Towards pure spin currents in epitaxial all oxide heterostructures

外延全氧化物异质结构中的纯自旋电流

• 批准号: 406078190
• 负责人: Dr. Matthias Althammer
• 金额: --
• 依托单位: Walther-Meißner-Institut für Tieftemperaturforschung
• 依托单位国家: 德国
• 项目类别: Research Grants
• 财政年份: 2018
• 资助国家: 德国
• 起止时间: 2017-12-31 至 2022-12-31
• 项目状态: 已结题
• 来源: https://gepris.dfg.de/gepris/projekt/406078190?language=en
• 关键词: Towards; pure; spin; currents; epitaxial

Over the last years, the generation and detection of pure spin currents, i.e. the flow of angular momentum without any accompanying charge current, has been successfully realized. This opened fascinating opportunities for fundamental physics experiments and novel applications in spin electronics. However, a profound understanding of the phenomena associated with pure spin currents and the materials systems suitable for their study is still missing. The main objective of this research proposal is the systematic study of pure spin current physics in all oxide heterostructures, which are promising for this purpose but hardly investigated so far. On the one hand, the planned experiments are expected to provide a profound understanding of the rich variety of phenomena associated with spin-orbit interaction in oxide materials and its dependence on the specific material parameters. On the other hand, the project aims to develop and investigate novel materials with large spin Hall angle, i.e. with a large efficiency for electrical generation and detection of pure spin currents. Moreover, it aims at the tunability of spin-orbit coupling in oxides via strain, oxygen vacancies, and temperature. The boost of the efficiency for spin current generation and detection is a prerequisite for the application of pure spin currents in efficient spintronic devices. The ambitious project objectives will be met by fabricating high-quality oxide heterostructures by laser-molecular beam epitaxy and by systematically studying pure spin current generation and detection in experiments based on longitudinal spin Seebeck effect and spin Hall magnetoresistance. The applicants contribute broad expertise in both thin film technology and the experimental characterization techniques for spin current phenomena to the successful implementation of the ambitious research program.

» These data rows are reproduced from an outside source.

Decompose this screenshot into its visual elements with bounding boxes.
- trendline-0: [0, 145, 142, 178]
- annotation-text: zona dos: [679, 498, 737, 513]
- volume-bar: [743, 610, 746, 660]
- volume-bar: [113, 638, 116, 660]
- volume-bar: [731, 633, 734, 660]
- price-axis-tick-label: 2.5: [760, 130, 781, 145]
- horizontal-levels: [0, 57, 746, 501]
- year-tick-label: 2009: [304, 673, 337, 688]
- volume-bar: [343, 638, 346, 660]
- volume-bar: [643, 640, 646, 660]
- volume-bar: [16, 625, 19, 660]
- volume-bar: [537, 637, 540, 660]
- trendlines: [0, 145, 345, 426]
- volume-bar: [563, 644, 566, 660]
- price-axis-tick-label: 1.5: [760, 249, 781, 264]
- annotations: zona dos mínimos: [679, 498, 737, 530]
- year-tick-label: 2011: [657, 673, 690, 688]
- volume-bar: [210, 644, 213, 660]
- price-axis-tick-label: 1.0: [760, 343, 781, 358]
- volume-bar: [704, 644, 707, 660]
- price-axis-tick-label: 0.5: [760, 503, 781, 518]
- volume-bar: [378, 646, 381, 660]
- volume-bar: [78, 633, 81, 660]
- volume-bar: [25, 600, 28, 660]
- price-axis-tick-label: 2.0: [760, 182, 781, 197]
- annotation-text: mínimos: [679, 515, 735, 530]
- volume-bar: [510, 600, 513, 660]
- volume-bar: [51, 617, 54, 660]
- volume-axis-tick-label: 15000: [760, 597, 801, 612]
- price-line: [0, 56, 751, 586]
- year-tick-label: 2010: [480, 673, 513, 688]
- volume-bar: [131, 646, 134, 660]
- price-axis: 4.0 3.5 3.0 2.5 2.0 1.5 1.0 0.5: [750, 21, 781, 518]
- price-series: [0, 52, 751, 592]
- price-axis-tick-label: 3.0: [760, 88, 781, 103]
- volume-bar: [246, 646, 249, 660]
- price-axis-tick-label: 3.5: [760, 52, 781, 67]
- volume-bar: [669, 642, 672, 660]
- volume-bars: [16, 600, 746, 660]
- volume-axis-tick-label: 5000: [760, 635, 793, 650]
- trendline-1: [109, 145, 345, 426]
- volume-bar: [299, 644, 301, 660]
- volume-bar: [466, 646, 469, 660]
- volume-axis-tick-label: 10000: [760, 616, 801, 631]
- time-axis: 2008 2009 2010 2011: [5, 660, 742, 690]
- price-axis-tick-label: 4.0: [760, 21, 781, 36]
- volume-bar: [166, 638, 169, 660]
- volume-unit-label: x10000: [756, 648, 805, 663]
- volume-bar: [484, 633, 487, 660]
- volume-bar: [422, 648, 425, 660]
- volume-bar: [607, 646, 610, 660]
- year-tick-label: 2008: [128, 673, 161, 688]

在过去的几年里，纯自旋电流的产生和检测，即没有任何伴随的电荷电流的角动量流，已经成功地实现。这为基础物理实验和自旋电子学的新应用开辟了迷人的机会。然而，与纯自旋电流相关的现象和适合其研究的材料系统的深刻理解仍然缺失。这项研究计划的主要目标是系统地研究纯自旋电流物理在所有的氧化物异质结构，这是有前途的，但几乎没有调查到目前为止。一方面，计划中的实验预计将提供与氧化物材料中的自旋轨道相互作用及其对特定材料参数的依赖性相关的各种现象的深刻理解。另一方面，该项目旨在开发和研究具有大自旋霍尔角的新型材料，即具有高效率的发电和检测纯自旋电流。此外，它旨在通过应变，氧空位和温度在氧化物中的自旋轨道耦合的可调谐性。提高自旋电流的产生和检测效率是将纯自旋电流应用于高效自旋电子器件的先决条件。雄心勃勃的项目目标将通过激光分子束外延制造高质量的氧化物异质结构，并通过系统地研究纯自旋电流的产生和基于纵向自旋塞贝克效应和自旋霍尔磁阻的实验检测来实现。申请人在薄膜技术和自旋电流现象的实验表征技术方面提供了广泛的专业知识，以成功实施雄心勃勃的研究计划。